After the double, alert and explanation, LHO passes as does partner. I have some apprehension about this; they may have an eight-card diamond fit which they couldn't reach if I had passed. No, RHO converts to hearts, showing a singleton diamond and it is crushing time. I reach for the trusty bloodstained axe and get even better news when LHO converts to 2S:! I am able to put another notch in my axehandle since they are willing to play doubled in my best suit! I am about to lead (out of turn) my fourth best trump, hoping to score partner's stiff Ten or Jack when he leads the S:J! Happiness and Joy, this is going to be fun. Dummy hits and I see the cheese with which they have volunteered to be splattered:

S: 10732
H: Q1086
D: 5
S: AKQ86
H: AJ75
D: 103
C: Q5
Partner's S:J holds, of course, and I signal with the smile of the executioner. (We play Right-Side-Up signals.) He finds the heart shift (I whipped 2H:, too) and declarer inserts the 8, losing to my Ace. I happily draw all the trump, partner beginning with the expected singleton. Partner signals discouragement in diamonds, but that is within the context of his already announced penalty pass, so I am sure that he has at least something there. I continue with a small heart, knocking out declarer's now-stiff King. Declarer hopelessly misreads the position and takes the club finesse immediately, which is an error, of course, since partner has diamonds and I can only hold 16 points left, but I win and sever the two hands with a diamond. Declarer wins the Ace, and cashes his King and the two high cards in dummy, then disgustedly concedes the rest for 800.

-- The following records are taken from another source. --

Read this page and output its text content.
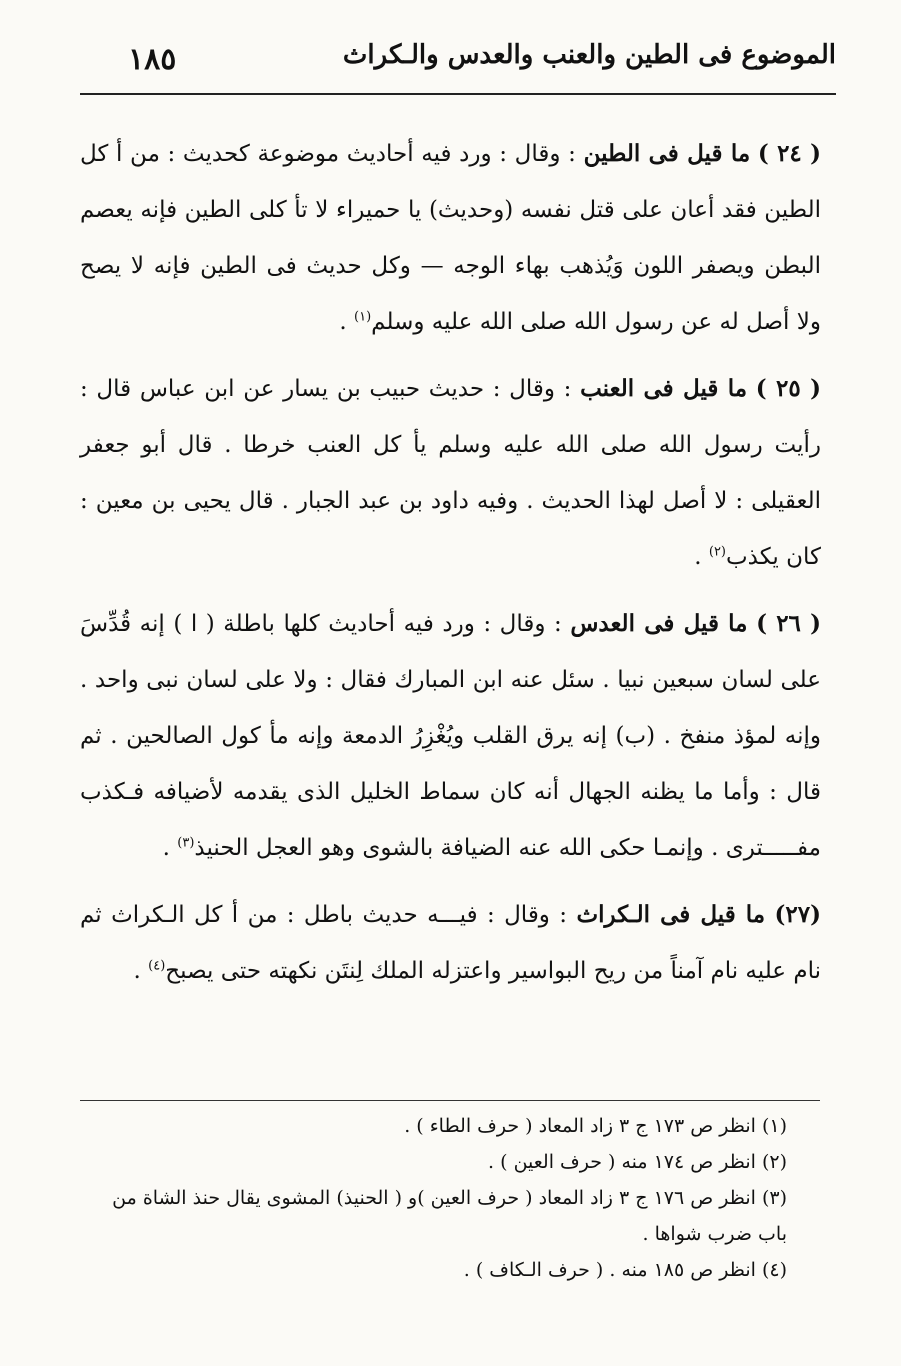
١٨٥	الموضوع فى الطين والعنب والعدس والـكراث

( ٢٤ ) ما قيل فى الطين : وقال : ورد فيه أحاديث موضوعة كحديث : من أ كل الطين فقد أعان على قتل نفسه (وحديث) يا حميراء لا تأ كلى الطين فإنه يعصم البطن ويصفر اللون وَيُذهب بهاء الوجه — وكل حديث فى الطين فإنه لا يصح ولا أصل له عن رسول الله صلى الله عليه وسلم$^{(١)}$ .

( ٢٥ ) ما قيل فى العنب : وقال : حديث حبيب بن يسار عن ابن عباس قال : رأيت رسول الله صلى الله عليه وسلم يأ كل العنب خرطا . قال أبو جعفر العقيلى : لا أصل لهذا الحديث . وفيه داود بن عبد الجبار . قال يحيى بن معين : كان يكذب$^{(٢)}$ .

( ٢٦ ) ما قيل فى العدس : وقال : ورد فيه أحاديث كلها باطلة ( ا ) إنه قُدِّسَ على لسان سبعين نبيا . سئل عنه ابن المبارك فقال : ولا على لسان نبى واحد . وإنه لمؤذ منفخ . (ب) إنه يرق القلب ويُغْزِرُ الدمعة وإنه مأ كول الصالحين . ثم قال : وأما ما يظنه الجهال أنه كان سماط الخليل الذى يقدمه لأضيافه فـكذب مفـــــترى . وإنمـا حكى الله عنه الضيافة بالشوى وهو العجل الحنيذ$^{(٣)}$ .

(٢٧) ما قيل فى الـكراث : وقال : فيـــه حديث باطل : من أ كل الـكراث ثم نام عليه نام آمناً من ريح البواسير واعتزله الملك لِنتَن نكهته حتى يصبح$^{(٤)}$ .

(١) انظر ص ١٧٣ ج ٣ زاد المعاد ( حرف الطاء ) .

(٢) انظر ص ١٧٤ منه ( حرف العين ) .

(٣) انظر ص ١٧٦ ج ٣ زاد المعاد ( حرف العين )و ( الحنيذ) المشوى يقال حنذ الشاة من باب ضرب شواها .

(٤) انظر ص ١٨٥ منه . ( حرف الـكاف ) .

Such a nice convention; it prevented us from playing our 4-3 heart fit at the two-level, going down. It is so nice when they save vs. our partscores, but it is even nicer when it is a phantom.

Later, when comparing scores with my ride home, I find that at their table, the auction went identically, but declarer played it a trick better (also not finding the endplay for down 1.) He was disappointed not to get a top for +500, but, since he shares my enthusiasm for their convention, vicariously enjoyed the hand at our table, too.

During the ride home, we were able to figure out the best reason to play Mini-Roman 2D:, which is the same reason to play mini-micro (aka Fishhead1) notrump openings (5-8 HCP, balanced). It is to be able to give a review of the bidding thusly, ``The opponents have doubled throughout. The bidding has gone...''

1From Bill Cole's Fishheads, a collection of fine and funny stories.